News: Carbon credit trading scheme comes into being to reduce GHG emissions

 

What's in the news?

       Recently, The Carbon Credit and Trading Scheme (CCTS) was notified to effectively create a whole system of mechanisms that would govern the Indian carbon and GHG emissions scenario in the coming few years.

 

What is the carbon market?

       Carbon markets are trading systems in which carbon credits are sold and bought. Companies or individuals can use carbon markets to compensate for their greenhouse gas emissions by purchasing carbon credits from entities that remove or reduce greenhouse gas emissions.

       Article 6 of the Paris Agreement provides for the use of international carbon markets by countries to fulfill their NDCs (Nationally Determined Contributions).

 

Important provisions of the scheme:

1. Scheme:  This scheme assigns a value, known as a carbon credit, to every ton of carbon dioxide equivalent (tCO2e) reduced or avoided, providing a structured framework for the country's carbon market.

2. Nodal ministry: The Ministry of power will establish designated consumers, including energy intensive industries, and assign them carbon emission targets to achieve.

3. National Steering Committee: To ensure seamless market functioning, a National Steering Committee will recommend procedures, rules and emission targets.

4. Implementation: The Bureau of Energy Efficiency, as the administrator, will identify sectors for emission reduction and issue carbon credit certificates based on recommendation from accredited verification agencies.

5. Target setup:  The bureau will recommend greenhouse gas emission targets for obligated entities, while the Ministry of Power will notify the targets.

       Targets in terms of tonnes of carbon dioxide equivalent (tCO2e) per unit will be set after considering available technologies and likely cost of their implementation, among other relevant aspects.

6. Process: Obligated entities exceeding their targets will get carbon credits, whereas entities failing to meet the targets have to purchase carbon certificates to cover their deficit or pay a defined penalty.

7. Central Electricity Regulatory Commission (CERC): The CERC will serve as the regulatory body for all trading activities within the Indian carbon market. It will ensure compliance, monitor trading activities, and enforce regulations to maintain market integrity.

 

Advantages:

1. Revenue generation: Through this scheme, revenues can be generated as an additional source of government revenue, which may then be used to invest in further climate action, lower other taxes or compensate for other sectors which are affected by this scheme.
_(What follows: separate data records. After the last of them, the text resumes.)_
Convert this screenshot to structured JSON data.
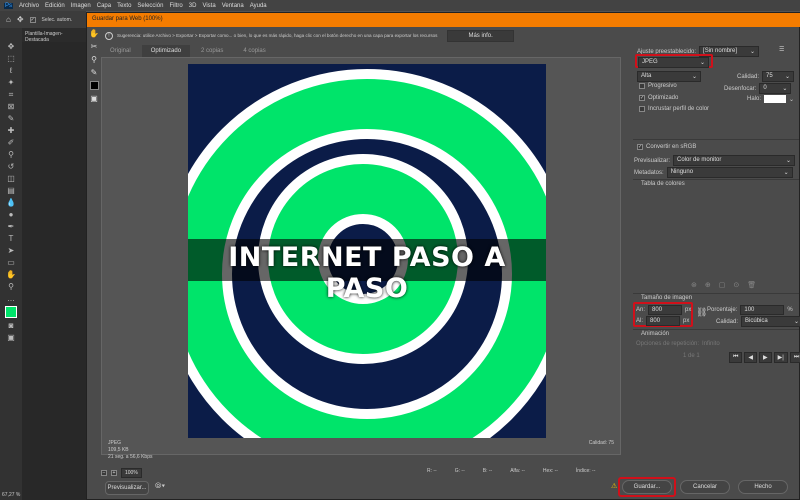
{
  "app": {
    "menu": [
      "Archivo",
      "Edición",
      "Imagen",
      "Capa",
      "Texto",
      "Selección",
      "Filtro",
      "3D",
      "Vista",
      "Ventana",
      "Ayuda"
    ],
    "options_label": "Selec. autom.",
    "doc_tab": "Plantilla-Imagen-Destacada",
    "zoom_status": "67,27 %"
  },
  "dialog": {
    "title": "Guardar para Web (100%)",
    "hint": "Sugerencia: utilice Archivo > Exportar > Exportar como... o bien, lo que es más rápido, haga clic con el botón derecho en una capa para exportar los recursos",
    "more_info": "Más info.",
    "tabs": [
      {
        "label": "Original"
      },
      {
        "label": "Optimizado"
      },
      {
        "label": "2 copias"
      },
      {
        "label": "4 copias"
      }
    ],
    "artwork_text": "INTERNET PASO A PASO",
    "status": {
      "format": "JPEG",
      "size": "109,5 KB",
      "time": "21 seg. a 56,6 Kbps",
      "quality": "Calidad: 75"
    },
    "zoom": "100%",
    "readouts": [
      "R: --",
      "G: --",
      "B: --",
      "Alfa: --",
      "Hex: --",
      "Índice: --"
    ],
    "preview_button": "Previsualizar...",
    "save_button": "Guardar...",
    "cancel_button": "Cancelar",
    "done_button": "Hecho"
  },
  "settings": {
    "preset_label": "Ajuste preestablecido:",
    "preset_value": "[Sin nombre]",
    "format": "JPEG",
    "quality_level": "Alta",
    "quality_label": "Calidad:",
    "quality_value": "75",
    "progressive": "Progresivo",
    "progressive_checked": false,
    "blur_label": "Desenfocar:",
    "blur_value": "0",
    "optimized": "Optimizado",
    "optimized_checked": true,
    "matte_label": "Halo:",
    "matte_color": "#ffffff",
    "embed_profile": "Incrustar perfil de color",
    "embed_checked": false,
    "srgb": "Convertir en sRGB",
    "srgb_checked": true,
    "preview_label": "Previsualizar:",
    "preview_value": "Color de monitor",
    "metadata_label": "Metadatos:",
    "metadata_value": "Ninguno",
    "color_table": "Tabla de colores",
    "image_size": "Tamaño de imagen",
    "width_label": "An:",
    "width": "800",
    "height_label": "Al:",
    "height": "800",
    "unit": "px",
    "percent_label": "Porcentaje:",
    "percent": "100",
    "percent_unit": "%",
    "resample_label": "Calidad:",
    "resample": "Bicúbica",
    "animation": "Animación",
    "loop_label": "Opciones de repetición:",
    "loop_value": "Infinito",
    "frame": "1 de 1"
  },
  "colors": {
    "accent": "#f47c00",
    "highlight": "#d0101a",
    "art_bg": "#0b1c48",
    "art_green": "#00e46a"
  }
}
2. Encourage investments: It can be a vehicle for mobilizing a significant portion of investments required by Indian economy to transition toward low-carbon pathways,

3. Adoption of new technologies: The CCTS will promote the deployment and innovation of low carbon technology.
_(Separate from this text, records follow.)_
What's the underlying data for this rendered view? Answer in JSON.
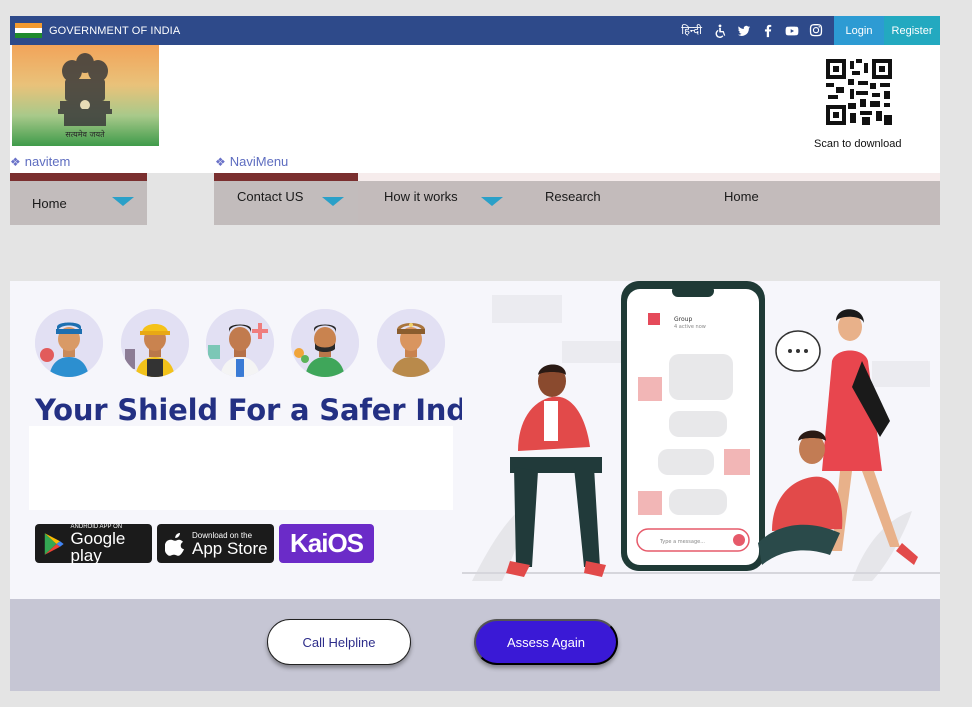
{
  "govbar": {
    "title": "GOVERNMENT OF INDIA",
    "hindi": "हिन्दी",
    "login": "Login",
    "register": "Register",
    "icons": [
      "accessibility-icon",
      "twitter-icon",
      "facebook-icon",
      "youtube-icon",
      "instagram-icon"
    ]
  },
  "header": {
    "emblem_caption": "सत्यमेव जयते",
    "qr_caption": "Scan to download"
  },
  "nav": {
    "label_left": "navitem",
    "label_right": "NaviMenu",
    "items": [
      "Home",
      "Contact US",
      "How it works",
      "Research",
      "Home"
    ]
  },
  "banner": {
    "headline": "Your Shield For a Safer India",
    "phone_group": "Group",
    "phone_status": "4 active now",
    "phone_input": "Type a message...",
    "stores": {
      "google_small": "ANDROID APP ON",
      "google_big": "Google play",
      "apple_small": "Download on the",
      "apple_big": "App Store",
      "kai": "KaiOS"
    }
  },
  "actions": {
    "call": "Call Helpline",
    "assess": "Assess Again"
  },
  "colors": {
    "govbar": "#2e4a8a",
    "login": "#2d9bd3",
    "register": "#23a9c0",
    "headline": "#233083",
    "assess_button": "#3a19d6",
    "nav_accent": "#7a2f2f",
    "caret": "#2aa0c8"
  }
}
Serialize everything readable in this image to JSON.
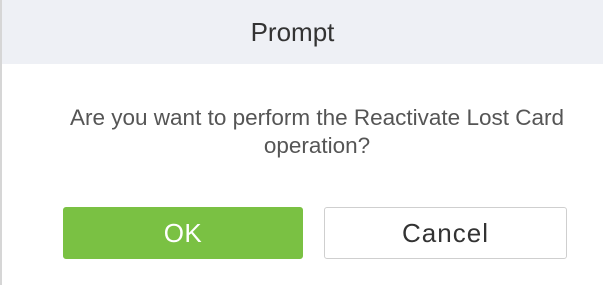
{
  "dialog": {
    "title": "Prompt",
    "message": "Are you want to perform the Reactivate Lost Card operation?",
    "buttons": {
      "ok_label": "OK",
      "cancel_label": "Cancel"
    }
  },
  "colors": {
    "header_background": "#eef0f5",
    "ok_button": "#7ac143",
    "cancel_border": "#cfcfcf",
    "message_text": "#555555"
  }
}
4. Reduction of GHG emission: A well-designed, competitive carbon market mechanism would enable the reduction of GHG emissions at the least cost, both at the level of the entity, as well as the overall sector.
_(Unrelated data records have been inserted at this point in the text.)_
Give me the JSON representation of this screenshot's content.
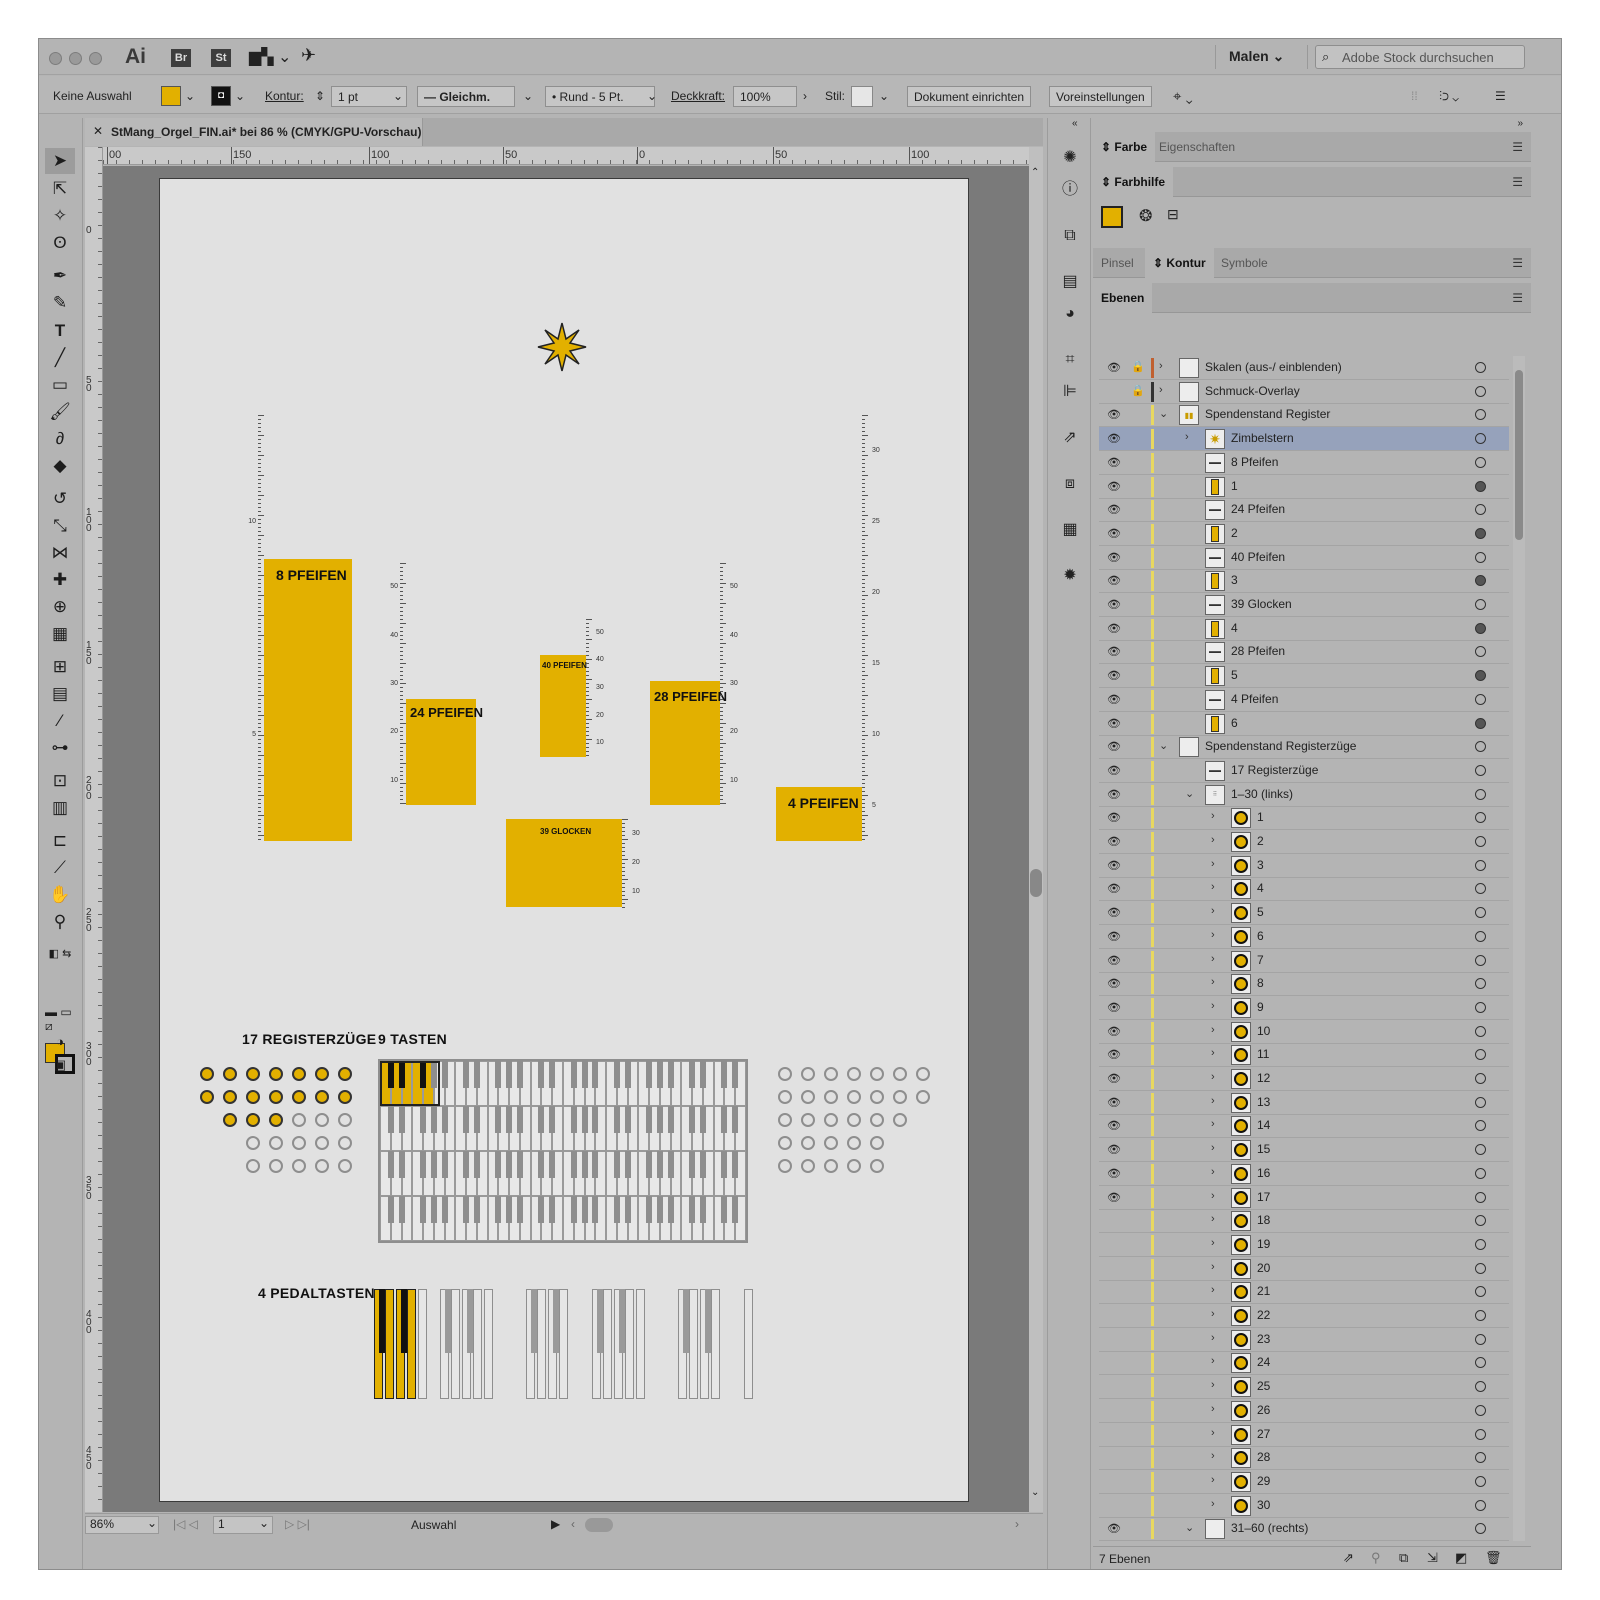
{
  "app": {
    "name": "Ai",
    "bridge": "Br",
    "stock": "St",
    "workspace": "Malen",
    "search_placeholder": "Adobe Stock durchsuchen"
  },
  "control_bar": {
    "selection": "Keine Auswahl",
    "stroke_label": "Kontur:",
    "stroke_weight": "1 pt",
    "stroke_profile": "Gleichm.",
    "brush": "Rund - 5 Pt.",
    "opacity_label": "Deckkraft:",
    "opacity": "100%",
    "style_label": "Stil:",
    "doc_setup": "Dokument einrichten",
    "preferences": "Voreinstellungen"
  },
  "document": {
    "tab": "StMang_Orgel_FIN.ai* bei 86 % (CMYK/GPU-Vorschau)"
  },
  "ruler_top": [
    "00",
    "150",
    "100",
    "50",
    "0",
    "50",
    "100"
  ],
  "ruler_left": [
    "0",
    "50",
    "100",
    "150",
    "200",
    "250",
    "300",
    "350",
    "400",
    "450"
  ],
  "status": {
    "zoom": "86%",
    "page": "1",
    "mode": "Auswahl"
  },
  "artwork": {
    "bars": [
      {
        "label": "8 PFEIFEN",
        "value": 8
      },
      {
        "label": "24 PFEIFEN",
        "value": 24
      },
      {
        "label": "40 PFEIFEN",
        "value": 40
      },
      {
        "label": "39 GLOCKEN",
        "value": 39
      },
      {
        "label": "28 PFEIFEN",
        "value": 28
      },
      {
        "label": "4 PFEIFEN",
        "value": 4
      }
    ],
    "scale_a": [
      "10",
      "5"
    ],
    "scale_b": [
      "50",
      "40",
      "30",
      "20",
      "10"
    ],
    "scale_c": [
      "50",
      "40",
      "30",
      "20",
      "10"
    ],
    "scale_d": [
      "30",
      "20",
      "10"
    ],
    "scale_e": [
      "50",
      "40",
      "30",
      "20",
      "10"
    ],
    "scale_f": [
      "30",
      "25",
      "20",
      "15",
      "10",
      "5"
    ],
    "registers_heading": "17 REGISTERZÜGE",
    "registers_filled": 17,
    "keys_heading": "9 TASTEN",
    "keys_filled": 9,
    "pedals_heading": "4 PEDALTASTEN",
    "pedals_filled": 4
  },
  "panels": {
    "tab_farbe": "Farbe",
    "tab_eigenschaften": "Eigenschaften",
    "tab_farbhilfe": "Farbhilfe",
    "tab_pinsel": "Pinsel",
    "tab_kontur": "Kontur",
    "tab_symbole": "Symbole",
    "tab_ebenen": "Ebenen",
    "layer_count": "7 Ebenen"
  },
  "layers": [
    {
      "name": "Skalen (aus-/ einblenden)",
      "level": 0,
      "twirl": ">",
      "eye": true,
      "lock": true,
      "color": "#c06030",
      "thumb": "blank",
      "target": false
    },
    {
      "name": "Schmuck-Overlay",
      "level": 0,
      "twirl": ">",
      "eye": false,
      "lock": true,
      "color": "#333333",
      "thumb": "blank",
      "target": false
    },
    {
      "name": "Spendenstand Register",
      "level": 0,
      "twirl": "v",
      "eye": true,
      "lock": false,
      "color": "#e8d860",
      "thumb": "bars",
      "target": false
    },
    {
      "name": "Zimbelstern",
      "level": 1,
      "twirl": ">",
      "eye": true,
      "lock": false,
      "color": "#e8d860",
      "thumb": "star",
      "target": false,
      "selected": true
    },
    {
      "name": "8 Pfeifen",
      "level": 1,
      "twirl": "",
      "eye": true,
      "lock": false,
      "color": "#e8d860",
      "thumb": "text",
      "target": false
    },
    {
      "name": "1",
      "level": 1,
      "twirl": "",
      "eye": true,
      "lock": false,
      "color": "#e8d860",
      "thumb": "bar",
      "target": true
    },
    {
      "name": "24 Pfeifen",
      "level": 1,
      "twirl": "",
      "eye": true,
      "lock": false,
      "color": "#e8d860",
      "thumb": "text",
      "target": false
    },
    {
      "name": "2",
      "level": 1,
      "twirl": "",
      "eye": true,
      "lock": false,
      "color": "#e8d860",
      "thumb": "bar",
      "target": true
    },
    {
      "name": "40 Pfeifen",
      "level": 1,
      "twirl": "",
      "eye": true,
      "lock": false,
      "color": "#e8d860",
      "thumb": "text",
      "target": false
    },
    {
      "name": "3",
      "level": 1,
      "twirl": "",
      "eye": true,
      "lock": false,
      "color": "#e8d860",
      "thumb": "bar",
      "target": true
    },
    {
      "name": "39 Glocken",
      "level": 1,
      "twirl": "",
      "eye": true,
      "lock": false,
      "color": "#e8d860",
      "thumb": "text",
      "target": false
    },
    {
      "name": "4",
      "level": 1,
      "twirl": "",
      "eye": true,
      "lock": false,
      "color": "#e8d860",
      "thumb": "bar",
      "target": true
    },
    {
      "name": "28 Pfeifen",
      "level": 1,
      "twirl": "",
      "eye": true,
      "lock": false,
      "color": "#e8d860",
      "thumb": "text",
      "target": false
    },
    {
      "name": "5",
      "level": 1,
      "twirl": "",
      "eye": true,
      "lock": false,
      "color": "#e8d860",
      "thumb": "bar",
      "target": true
    },
    {
      "name": "4 Pfeifen",
      "level": 1,
      "twirl": "",
      "eye": true,
      "lock": false,
      "color": "#e8d860",
      "thumb": "text",
      "target": false
    },
    {
      "name": "6",
      "level": 1,
      "twirl": "",
      "eye": true,
      "lock": false,
      "color": "#e8d860",
      "thumb": "bar",
      "target": true
    },
    {
      "name": "Spendenstand Registerzüge",
      "level": 0,
      "twirl": "v",
      "eye": true,
      "lock": false,
      "color": "#e8d860",
      "thumb": "blank",
      "target": false
    },
    {
      "name": "17 Registerzüge",
      "level": 1,
      "twirl": "",
      "eye": true,
      "lock": false,
      "color": "#e8d860",
      "thumb": "text",
      "target": false
    },
    {
      "name": "1–30 (links)",
      "level": 1,
      "twirl": "v",
      "eye": true,
      "lock": false,
      "color": "#e8d860",
      "thumb": "dots",
      "target": false
    },
    {
      "name": "1",
      "level": 2,
      "twirl": ">",
      "eye": true,
      "lock": false,
      "color": "#e8d860",
      "thumb": "circle",
      "target": false
    },
    {
      "name": "2",
      "level": 2,
      "twirl": ">",
      "eye": true,
      "lock": false,
      "color": "#e8d860",
      "thumb": "circle",
      "target": false
    },
    {
      "name": "3",
      "level": 2,
      "twirl": ">",
      "eye": true,
      "lock": false,
      "color": "#e8d860",
      "thumb": "circle",
      "target": false
    },
    {
      "name": "4",
      "level": 2,
      "twirl": ">",
      "eye": true,
      "lock": false,
      "color": "#e8d860",
      "thumb": "circle",
      "target": false
    },
    {
      "name": "5",
      "level": 2,
      "twirl": ">",
      "eye": true,
      "lock": false,
      "color": "#e8d860",
      "thumb": "circle",
      "target": false
    },
    {
      "name": "6",
      "level": 2,
      "twirl": ">",
      "eye": true,
      "lock": false,
      "color": "#e8d860",
      "thumb": "circle",
      "target": false
    },
    {
      "name": "7",
      "level": 2,
      "twirl": ">",
      "eye": true,
      "lock": false,
      "color": "#e8d860",
      "thumb": "circle",
      "target": false
    },
    {
      "name": "8",
      "level": 2,
      "twirl": ">",
      "eye": true,
      "lock": false,
      "color": "#e8d860",
      "thumb": "circle",
      "target": false
    },
    {
      "name": "9",
      "level": 2,
      "twirl": ">",
      "eye": true,
      "lock": false,
      "color": "#e8d860",
      "thumb": "circle",
      "target": false
    },
    {
      "name": "10",
      "level": 2,
      "twirl": ">",
      "eye": true,
      "lock": false,
      "color": "#e8d860",
      "thumb": "circle",
      "target": false
    },
    {
      "name": "11",
      "level": 2,
      "twirl": ">",
      "eye": true,
      "lock": false,
      "color": "#e8d860",
      "thumb": "circle",
      "target": false
    },
    {
      "name": "12",
      "level": 2,
      "twirl": ">",
      "eye": true,
      "lock": false,
      "color": "#e8d860",
      "thumb": "circle",
      "target": false
    },
    {
      "name": "13",
      "level": 2,
      "twirl": ">",
      "eye": true,
      "lock": false,
      "color": "#e8d860",
      "thumb": "circle",
      "target": false
    },
    {
      "name": "14",
      "level": 2,
      "twirl": ">",
      "eye": true,
      "lock": false,
      "color": "#e8d860",
      "thumb": "circle",
      "target": false
    },
    {
      "name": "15",
      "level": 2,
      "twirl": ">",
      "eye": true,
      "lock": false,
      "color": "#e8d860",
      "thumb": "circle",
      "target": false
    },
    {
      "name": "16",
      "level": 2,
      "twirl": ">",
      "eye": true,
      "lock": false,
      "color": "#e8d860",
      "thumb": "circle",
      "target": false
    },
    {
      "name": "17",
      "level": 2,
      "twirl": ">",
      "eye": true,
      "lock": false,
      "color": "#e8d860",
      "thumb": "circle",
      "target": false
    },
    {
      "name": "18",
      "level": 2,
      "twirl": ">",
      "eye": false,
      "lock": false,
      "color": "#e8d860",
      "thumb": "circle",
      "target": false
    },
    {
      "name": "19",
      "level": 2,
      "twirl": ">",
      "eye": false,
      "lock": false,
      "color": "#e8d860",
      "thumb": "circle",
      "target": false
    },
    {
      "name": "20",
      "level": 2,
      "twirl": ">",
      "eye": false,
      "lock": false,
      "color": "#e8d860",
      "thumb": "circle",
      "target": false
    },
    {
      "name": "21",
      "level": 2,
      "twirl": ">",
      "eye": false,
      "lock": false,
      "color": "#e8d860",
      "thumb": "circle",
      "target": false
    },
    {
      "name": "22",
      "level": 2,
      "twirl": ">",
      "eye": false,
      "lock": false,
      "color": "#e8d860",
      "thumb": "circle",
      "target": false
    },
    {
      "name": "23",
      "level": 2,
      "twirl": ">",
      "eye": false,
      "lock": false,
      "color": "#e8d860",
      "thumb": "circle",
      "target": false
    },
    {
      "name": "24",
      "level": 2,
      "twirl": ">",
      "eye": false,
      "lock": false,
      "color": "#e8d860",
      "thumb": "circle",
      "target": false
    },
    {
      "name": "25",
      "level": 2,
      "twirl": ">",
      "eye": false,
      "lock": false,
      "color": "#e8d860",
      "thumb": "circle",
      "target": false
    },
    {
      "name": "26",
      "level": 2,
      "twirl": ">",
      "eye": false,
      "lock": false,
      "color": "#e8d860",
      "thumb": "circle",
      "target": false
    },
    {
      "name": "27",
      "level": 2,
      "twirl": ">",
      "eye": false,
      "lock": false,
      "color": "#e8d860",
      "thumb": "circle",
      "target": false
    },
    {
      "name": "28",
      "level": 2,
      "twirl": ">",
      "eye": false,
      "lock": false,
      "color": "#e8d860",
      "thumb": "circle",
      "target": false
    },
    {
      "name": "29",
      "level": 2,
      "twirl": ">",
      "eye": false,
      "lock": false,
      "color": "#e8d860",
      "thumb": "circle",
      "target": false
    },
    {
      "name": "30",
      "level": 2,
      "twirl": ">",
      "eye": false,
      "lock": false,
      "color": "#e8d860",
      "thumb": "circle",
      "target": false
    },
    {
      "name": "31–60 (rechts)",
      "level": 1,
      "twirl": "v",
      "eye": true,
      "lock": false,
      "color": "#e8d860",
      "thumb": "blank",
      "target": false
    }
  ]
}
       Eg. Similar Emission Trading Schemes in Europe have reduced 30% GHG emissions over 10 years.

5. Private sector participation: Through this scheme private sector participation in the emission reduction and achieving the climate targets can be ensured.

6. Co-benefits: The new scheme will also create tremendous economic opportunities and promote sustainable development in the country.

 

What measures does the government take to ensure the success of the scheme?

1. Ensure optimal pricing: Optimal pricing of credits in the market, a critical factor for supporting long term investments in energy efficient processes and technologies.

2. Internationalization: Aligning the Indian system with international standards is crucial for international recognition and compliance with Carbon Border Adjustment Mechanism.

3. Cover voluntary carbon trading: The scheme does not cover voluntary carbon credit trading; Provisions should be taken to include voluntary carbon credit and that will increase the success of the scheme.

4. More cooperation with industrialized states:  Developed States such as Andhra Pradesh, Telangana, Karnataka, Kerala, Rajasthan, Gujarat, Assam, Haryana, Maharashtra, Punjab and Tamil Nadu should play a key role in ensuring the success of the scheme.

5. Greenwashing: Companies may buy credits, simply offsetting carbon footprints instead of reducing their overall emissions or investing in clean technologies; So, the government should establish an empowered body to monitor such activities.

6. Ensure transparency in the operation: Regulatory body should address serious concerns pertaining to carbon markets- ranging from double counting of greenhouse gas reductions and quality and authenticity of climate projects to ensure the market transparency.